Tuesday, May 12, 2009

The sound of a dying industry

Lisa and I stopped by Barnes & Noble last night to browse a bit. They had lots of big stacks of books we didn't want or need - stocked, I suppose, in the hope that someone would buy them. We finally found a small connect-the-dots book for the 6-year-old's birthday and trekked all the way back across the store to the checkout counter. Half-a-dozen registers there but only one cashier, and she was attempting to sell some discount plan to the customer ahead of us. Selling these things is a long process when you're next in line waiting for the one open register, and it takes even longer when the customer realizes she will have to fork over 25 bucks for the privilege of saving money. She balked at the price, which she hadn't heard during the hurried sales spiel. Paperwork then had to be undone, a phone call (?!) had to be made, and it dragged on and on while we waited and the line grew behind us like cobwebs in an empty house. Which the bookstore was, pretty much - there were so few customers we parked two spaces from the door. Just our little band of unhappy customers and the annoying jazz they piped in to hide the silence.

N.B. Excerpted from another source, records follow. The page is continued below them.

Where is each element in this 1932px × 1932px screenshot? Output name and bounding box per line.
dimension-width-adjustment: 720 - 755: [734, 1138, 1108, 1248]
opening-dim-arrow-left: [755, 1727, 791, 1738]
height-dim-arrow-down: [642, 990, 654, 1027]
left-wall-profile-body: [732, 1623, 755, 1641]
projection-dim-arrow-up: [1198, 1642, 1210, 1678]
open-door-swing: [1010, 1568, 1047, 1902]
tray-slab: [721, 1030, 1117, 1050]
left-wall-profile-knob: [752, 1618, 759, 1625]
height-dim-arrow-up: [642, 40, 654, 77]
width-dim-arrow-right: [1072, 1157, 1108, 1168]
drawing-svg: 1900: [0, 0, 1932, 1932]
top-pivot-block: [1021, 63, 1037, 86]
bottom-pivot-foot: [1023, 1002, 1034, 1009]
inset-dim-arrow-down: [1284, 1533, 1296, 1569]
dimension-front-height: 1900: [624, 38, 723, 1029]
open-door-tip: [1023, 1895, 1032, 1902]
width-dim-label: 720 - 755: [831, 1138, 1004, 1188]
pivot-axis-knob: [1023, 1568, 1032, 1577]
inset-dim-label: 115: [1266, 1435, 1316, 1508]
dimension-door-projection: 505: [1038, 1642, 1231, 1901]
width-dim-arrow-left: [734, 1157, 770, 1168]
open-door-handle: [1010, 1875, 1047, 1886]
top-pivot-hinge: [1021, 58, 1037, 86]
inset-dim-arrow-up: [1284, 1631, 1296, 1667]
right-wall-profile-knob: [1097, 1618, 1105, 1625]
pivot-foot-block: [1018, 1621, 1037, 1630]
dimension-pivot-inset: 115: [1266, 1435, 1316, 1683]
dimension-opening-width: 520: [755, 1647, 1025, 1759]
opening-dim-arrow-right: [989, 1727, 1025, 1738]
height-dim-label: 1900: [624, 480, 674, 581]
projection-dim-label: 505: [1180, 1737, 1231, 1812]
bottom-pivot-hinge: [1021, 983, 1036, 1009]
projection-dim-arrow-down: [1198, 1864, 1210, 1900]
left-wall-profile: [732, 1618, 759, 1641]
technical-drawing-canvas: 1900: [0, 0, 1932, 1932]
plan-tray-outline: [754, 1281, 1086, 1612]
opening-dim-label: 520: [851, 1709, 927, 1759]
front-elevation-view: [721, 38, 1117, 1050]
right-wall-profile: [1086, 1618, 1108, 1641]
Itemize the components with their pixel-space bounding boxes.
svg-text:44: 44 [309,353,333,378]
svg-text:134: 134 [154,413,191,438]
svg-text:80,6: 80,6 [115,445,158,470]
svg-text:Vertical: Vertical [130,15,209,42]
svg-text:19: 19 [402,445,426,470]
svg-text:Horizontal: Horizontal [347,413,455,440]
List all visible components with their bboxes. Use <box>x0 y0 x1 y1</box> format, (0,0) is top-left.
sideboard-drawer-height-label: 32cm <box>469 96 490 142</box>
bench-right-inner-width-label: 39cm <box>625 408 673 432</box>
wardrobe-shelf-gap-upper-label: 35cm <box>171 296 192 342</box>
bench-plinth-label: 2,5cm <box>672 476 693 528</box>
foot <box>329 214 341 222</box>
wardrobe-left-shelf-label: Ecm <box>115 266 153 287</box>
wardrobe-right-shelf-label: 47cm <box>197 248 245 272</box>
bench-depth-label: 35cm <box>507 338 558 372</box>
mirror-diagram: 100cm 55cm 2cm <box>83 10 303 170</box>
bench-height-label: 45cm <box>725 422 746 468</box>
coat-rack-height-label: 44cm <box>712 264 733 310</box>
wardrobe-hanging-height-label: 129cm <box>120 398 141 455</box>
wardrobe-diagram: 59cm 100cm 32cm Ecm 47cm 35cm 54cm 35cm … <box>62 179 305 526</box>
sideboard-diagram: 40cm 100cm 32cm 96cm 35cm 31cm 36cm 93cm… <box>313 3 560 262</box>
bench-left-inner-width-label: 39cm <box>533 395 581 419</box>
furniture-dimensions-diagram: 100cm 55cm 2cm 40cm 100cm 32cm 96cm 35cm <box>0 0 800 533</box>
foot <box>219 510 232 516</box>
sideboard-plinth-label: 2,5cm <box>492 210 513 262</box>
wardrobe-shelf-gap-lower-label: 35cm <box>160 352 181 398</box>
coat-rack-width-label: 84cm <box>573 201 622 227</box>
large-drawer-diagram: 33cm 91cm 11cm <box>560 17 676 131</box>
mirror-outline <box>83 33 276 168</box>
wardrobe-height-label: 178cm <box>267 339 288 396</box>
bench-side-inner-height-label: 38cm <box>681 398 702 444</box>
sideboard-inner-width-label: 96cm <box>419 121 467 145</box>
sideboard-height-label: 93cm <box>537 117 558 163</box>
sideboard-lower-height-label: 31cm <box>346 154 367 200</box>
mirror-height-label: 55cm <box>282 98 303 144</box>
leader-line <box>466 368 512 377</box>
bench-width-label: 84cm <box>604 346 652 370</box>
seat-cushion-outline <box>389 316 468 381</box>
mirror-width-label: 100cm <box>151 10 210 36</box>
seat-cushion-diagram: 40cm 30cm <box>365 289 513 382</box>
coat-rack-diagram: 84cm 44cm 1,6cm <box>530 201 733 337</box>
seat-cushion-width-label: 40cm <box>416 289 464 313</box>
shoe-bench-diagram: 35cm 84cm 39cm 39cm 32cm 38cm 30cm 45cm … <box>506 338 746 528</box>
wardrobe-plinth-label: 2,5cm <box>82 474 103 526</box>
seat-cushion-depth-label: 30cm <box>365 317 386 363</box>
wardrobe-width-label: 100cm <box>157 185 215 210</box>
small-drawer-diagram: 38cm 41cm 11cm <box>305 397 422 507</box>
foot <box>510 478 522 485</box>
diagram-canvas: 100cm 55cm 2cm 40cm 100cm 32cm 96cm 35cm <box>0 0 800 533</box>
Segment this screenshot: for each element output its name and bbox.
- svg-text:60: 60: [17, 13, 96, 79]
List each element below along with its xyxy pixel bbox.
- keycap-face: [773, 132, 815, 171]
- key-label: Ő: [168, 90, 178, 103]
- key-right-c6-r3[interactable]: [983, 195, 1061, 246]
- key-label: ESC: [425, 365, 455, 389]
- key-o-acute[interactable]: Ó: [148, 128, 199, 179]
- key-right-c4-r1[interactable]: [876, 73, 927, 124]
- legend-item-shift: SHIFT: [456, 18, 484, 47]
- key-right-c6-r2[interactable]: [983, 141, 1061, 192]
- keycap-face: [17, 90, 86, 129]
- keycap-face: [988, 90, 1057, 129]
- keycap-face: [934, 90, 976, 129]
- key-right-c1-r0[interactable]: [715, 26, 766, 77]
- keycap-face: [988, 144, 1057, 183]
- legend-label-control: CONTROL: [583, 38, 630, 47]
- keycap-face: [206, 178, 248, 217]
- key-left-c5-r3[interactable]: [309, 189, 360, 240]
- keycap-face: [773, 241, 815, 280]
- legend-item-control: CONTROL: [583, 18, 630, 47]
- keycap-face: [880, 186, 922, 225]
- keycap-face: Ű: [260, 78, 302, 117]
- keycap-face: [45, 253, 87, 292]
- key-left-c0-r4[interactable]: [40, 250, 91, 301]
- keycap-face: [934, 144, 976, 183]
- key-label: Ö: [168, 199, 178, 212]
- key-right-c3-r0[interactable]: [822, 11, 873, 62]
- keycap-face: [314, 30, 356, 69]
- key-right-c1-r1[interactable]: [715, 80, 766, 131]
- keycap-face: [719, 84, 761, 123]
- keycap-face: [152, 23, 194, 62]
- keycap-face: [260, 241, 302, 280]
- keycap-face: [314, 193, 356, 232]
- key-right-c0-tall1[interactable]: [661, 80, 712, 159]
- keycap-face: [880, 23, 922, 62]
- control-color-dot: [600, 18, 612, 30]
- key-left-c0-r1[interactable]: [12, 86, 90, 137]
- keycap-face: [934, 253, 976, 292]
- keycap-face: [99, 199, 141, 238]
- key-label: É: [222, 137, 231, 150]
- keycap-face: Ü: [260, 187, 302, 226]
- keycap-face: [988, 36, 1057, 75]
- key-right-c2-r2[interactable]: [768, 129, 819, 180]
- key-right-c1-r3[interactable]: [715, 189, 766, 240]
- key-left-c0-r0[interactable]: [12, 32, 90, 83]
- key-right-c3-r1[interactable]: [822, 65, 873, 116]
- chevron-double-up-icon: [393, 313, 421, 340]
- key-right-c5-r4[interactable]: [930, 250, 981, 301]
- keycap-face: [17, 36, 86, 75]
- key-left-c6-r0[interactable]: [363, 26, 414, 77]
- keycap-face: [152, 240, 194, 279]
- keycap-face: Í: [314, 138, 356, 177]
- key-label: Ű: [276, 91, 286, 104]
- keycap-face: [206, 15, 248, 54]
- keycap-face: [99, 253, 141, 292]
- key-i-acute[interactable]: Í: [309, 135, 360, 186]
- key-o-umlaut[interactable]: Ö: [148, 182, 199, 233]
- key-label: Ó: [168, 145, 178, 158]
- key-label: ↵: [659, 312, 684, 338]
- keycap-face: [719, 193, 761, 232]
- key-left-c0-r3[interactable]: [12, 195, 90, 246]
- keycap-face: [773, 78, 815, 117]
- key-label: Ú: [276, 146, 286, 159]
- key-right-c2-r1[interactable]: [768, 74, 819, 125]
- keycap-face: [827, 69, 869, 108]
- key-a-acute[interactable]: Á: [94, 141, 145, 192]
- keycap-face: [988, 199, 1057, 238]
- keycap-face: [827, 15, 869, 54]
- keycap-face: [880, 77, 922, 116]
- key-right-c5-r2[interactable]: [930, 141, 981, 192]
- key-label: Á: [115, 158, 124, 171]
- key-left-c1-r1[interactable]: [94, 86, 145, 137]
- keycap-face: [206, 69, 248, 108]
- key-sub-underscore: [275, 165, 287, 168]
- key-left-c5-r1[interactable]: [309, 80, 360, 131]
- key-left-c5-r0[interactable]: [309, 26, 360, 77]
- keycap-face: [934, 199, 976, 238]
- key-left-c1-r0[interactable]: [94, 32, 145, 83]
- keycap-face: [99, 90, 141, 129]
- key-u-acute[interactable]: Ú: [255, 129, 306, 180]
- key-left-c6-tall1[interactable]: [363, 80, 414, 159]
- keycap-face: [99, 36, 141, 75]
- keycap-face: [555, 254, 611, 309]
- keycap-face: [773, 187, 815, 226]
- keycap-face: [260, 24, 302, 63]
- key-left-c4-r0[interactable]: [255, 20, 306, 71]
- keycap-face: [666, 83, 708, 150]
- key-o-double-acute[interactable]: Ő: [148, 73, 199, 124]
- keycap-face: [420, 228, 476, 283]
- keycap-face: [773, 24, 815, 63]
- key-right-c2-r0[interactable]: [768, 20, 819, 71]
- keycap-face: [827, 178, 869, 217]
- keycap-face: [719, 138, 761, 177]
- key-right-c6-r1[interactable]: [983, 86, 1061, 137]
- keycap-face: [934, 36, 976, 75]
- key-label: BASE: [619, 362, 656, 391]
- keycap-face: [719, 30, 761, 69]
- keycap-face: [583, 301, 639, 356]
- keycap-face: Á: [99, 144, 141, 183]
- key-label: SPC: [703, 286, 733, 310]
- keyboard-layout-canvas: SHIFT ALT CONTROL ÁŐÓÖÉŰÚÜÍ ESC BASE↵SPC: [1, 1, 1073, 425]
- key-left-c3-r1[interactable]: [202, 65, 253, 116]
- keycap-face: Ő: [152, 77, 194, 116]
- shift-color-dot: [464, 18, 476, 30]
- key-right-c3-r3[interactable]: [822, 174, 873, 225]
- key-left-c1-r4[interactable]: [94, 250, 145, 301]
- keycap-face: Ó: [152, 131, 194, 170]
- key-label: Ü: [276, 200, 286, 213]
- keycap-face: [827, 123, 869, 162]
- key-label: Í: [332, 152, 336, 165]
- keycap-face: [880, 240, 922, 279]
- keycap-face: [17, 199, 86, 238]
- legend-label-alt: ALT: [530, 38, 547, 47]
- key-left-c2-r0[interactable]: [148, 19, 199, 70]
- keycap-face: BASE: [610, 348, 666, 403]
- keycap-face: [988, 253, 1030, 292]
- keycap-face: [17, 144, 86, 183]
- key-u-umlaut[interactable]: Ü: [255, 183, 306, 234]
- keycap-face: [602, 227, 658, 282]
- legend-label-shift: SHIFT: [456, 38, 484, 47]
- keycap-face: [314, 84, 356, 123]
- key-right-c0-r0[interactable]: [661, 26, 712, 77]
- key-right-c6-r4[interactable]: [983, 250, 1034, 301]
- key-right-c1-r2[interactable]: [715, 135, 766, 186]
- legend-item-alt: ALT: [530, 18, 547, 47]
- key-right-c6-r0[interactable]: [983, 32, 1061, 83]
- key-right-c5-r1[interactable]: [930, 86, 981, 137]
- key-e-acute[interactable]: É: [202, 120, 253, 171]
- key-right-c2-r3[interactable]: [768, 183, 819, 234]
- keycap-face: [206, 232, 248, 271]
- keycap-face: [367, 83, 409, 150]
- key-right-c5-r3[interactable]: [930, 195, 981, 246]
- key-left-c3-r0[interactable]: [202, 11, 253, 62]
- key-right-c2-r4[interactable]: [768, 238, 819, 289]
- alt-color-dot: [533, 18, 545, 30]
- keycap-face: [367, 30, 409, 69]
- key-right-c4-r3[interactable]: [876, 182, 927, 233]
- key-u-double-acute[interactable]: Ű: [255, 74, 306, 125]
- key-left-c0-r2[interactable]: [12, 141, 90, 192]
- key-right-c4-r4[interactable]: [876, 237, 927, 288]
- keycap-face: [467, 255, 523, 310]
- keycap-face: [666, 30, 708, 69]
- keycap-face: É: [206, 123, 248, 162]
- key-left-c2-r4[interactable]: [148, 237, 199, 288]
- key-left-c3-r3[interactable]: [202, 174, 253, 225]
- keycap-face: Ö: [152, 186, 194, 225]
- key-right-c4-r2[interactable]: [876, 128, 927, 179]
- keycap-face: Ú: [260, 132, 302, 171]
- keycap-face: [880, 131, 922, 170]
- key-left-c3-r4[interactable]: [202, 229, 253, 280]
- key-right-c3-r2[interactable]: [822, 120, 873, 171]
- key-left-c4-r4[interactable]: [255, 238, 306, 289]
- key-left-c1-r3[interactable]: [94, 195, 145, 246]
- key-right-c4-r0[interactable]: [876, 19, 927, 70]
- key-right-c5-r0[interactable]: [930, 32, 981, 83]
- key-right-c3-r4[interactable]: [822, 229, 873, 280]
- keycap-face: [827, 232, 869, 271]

During the long wait while we listened to crappy jazz, I formulated White's Axiom: the longer the wait in a bookstore line, the better amazon.com looks.

1 comment:

  1. It's always irritating to me than having to say, every single time I'm trying to buy something, "do you have our Saver's Club (or whatever) card?" I say "no" and then they launch into their spiel and I say "not interested".

    Anything I have to pay for upfront like that smells really bad. I recall the halycon days of hassle-free book shopping, when there weren't all these little scams and near-scams.